DigiNotar SSL Breach Update
Since my last post, the effects of the recent DigiNotar breach have spread across the security industry. Many media outlets recently shared some of the names of the 531 fraudulent certificates created, including Google, Facebook, Skype, Microsoft, as well as each of the major certificate authorities. A hacker has claimed responsibility for the breach and claims to have breached some other Certificate Authorities as well. GlobalSign has ceased issuing certificates as it investigates whether or not it has been breached. Pundits are questioning the strength of SSL. Then, yesterday a Dutch government agency erroneously made a statement that Thawte had been breached. Although the statement was proven false and quickly retracted, it highlights the fear and knee-jerk reactive actions proliferating as a result.

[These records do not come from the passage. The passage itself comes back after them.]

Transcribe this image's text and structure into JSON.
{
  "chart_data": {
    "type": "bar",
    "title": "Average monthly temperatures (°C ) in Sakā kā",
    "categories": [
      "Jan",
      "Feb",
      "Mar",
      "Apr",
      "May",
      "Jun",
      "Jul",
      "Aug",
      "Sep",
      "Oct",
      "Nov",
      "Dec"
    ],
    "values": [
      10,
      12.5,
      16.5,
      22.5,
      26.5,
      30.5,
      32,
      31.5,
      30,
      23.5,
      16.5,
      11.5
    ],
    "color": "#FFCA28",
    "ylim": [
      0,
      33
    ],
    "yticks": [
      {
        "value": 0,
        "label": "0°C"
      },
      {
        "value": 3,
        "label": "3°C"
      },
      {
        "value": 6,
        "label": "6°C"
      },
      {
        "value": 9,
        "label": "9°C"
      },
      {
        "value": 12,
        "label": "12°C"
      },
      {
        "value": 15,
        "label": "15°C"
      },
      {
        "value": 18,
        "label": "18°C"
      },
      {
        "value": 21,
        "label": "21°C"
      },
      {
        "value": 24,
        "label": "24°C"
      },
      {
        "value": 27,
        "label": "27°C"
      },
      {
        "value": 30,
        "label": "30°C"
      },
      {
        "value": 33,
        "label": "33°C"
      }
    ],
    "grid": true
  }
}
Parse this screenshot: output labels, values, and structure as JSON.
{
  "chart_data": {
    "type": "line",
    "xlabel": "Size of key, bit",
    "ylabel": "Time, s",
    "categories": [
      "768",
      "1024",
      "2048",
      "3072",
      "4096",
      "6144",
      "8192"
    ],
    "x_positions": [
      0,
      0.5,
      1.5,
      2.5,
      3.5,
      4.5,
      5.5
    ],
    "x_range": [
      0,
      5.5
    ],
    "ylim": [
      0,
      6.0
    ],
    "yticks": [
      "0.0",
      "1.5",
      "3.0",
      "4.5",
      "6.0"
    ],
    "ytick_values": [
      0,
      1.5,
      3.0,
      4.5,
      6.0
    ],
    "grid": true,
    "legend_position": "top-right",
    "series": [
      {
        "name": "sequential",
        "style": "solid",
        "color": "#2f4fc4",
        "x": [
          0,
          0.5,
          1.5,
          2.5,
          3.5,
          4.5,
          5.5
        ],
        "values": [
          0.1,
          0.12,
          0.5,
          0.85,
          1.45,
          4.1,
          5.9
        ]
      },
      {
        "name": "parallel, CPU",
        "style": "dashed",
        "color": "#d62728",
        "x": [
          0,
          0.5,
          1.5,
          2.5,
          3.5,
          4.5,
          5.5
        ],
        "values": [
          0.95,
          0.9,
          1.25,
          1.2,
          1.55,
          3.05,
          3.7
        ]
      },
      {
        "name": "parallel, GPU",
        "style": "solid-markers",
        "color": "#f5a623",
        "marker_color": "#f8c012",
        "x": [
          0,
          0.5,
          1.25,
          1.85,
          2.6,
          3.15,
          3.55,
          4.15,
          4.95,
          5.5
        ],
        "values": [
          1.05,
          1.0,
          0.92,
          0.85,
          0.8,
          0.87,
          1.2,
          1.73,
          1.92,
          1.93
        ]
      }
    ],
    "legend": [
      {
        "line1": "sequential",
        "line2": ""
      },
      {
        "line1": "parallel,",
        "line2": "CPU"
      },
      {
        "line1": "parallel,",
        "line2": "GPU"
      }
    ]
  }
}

With all the panic going on around us, I want to assure you that we have performed exhaustive audits of our network and we are confident that our systems have not been affected by the breach that occurred at DigiNotar. The fraudulent certificates (revoked) were in no way connected to Symantec or any of its certificate authority brands. Our VeriSign, Thawte, GeoTrust and RapidSSL roots remain secure.
I’ll reiterate, as a security leader we’re frequently targeted by bad actors. Symantec has invested-in and built the most robust and scalable certificate authentication, issuance, management and hierarchy infrastructure in the industry. We believe that the security strength of our operations is an important part of the value our customers get when they buy their certificates from us. However, we also commit to update you if any issues related to the Symantec SSL and CA infrastructure develops.
-We at Symantec take security seriously. We’re obsessive about it, it’s what we do.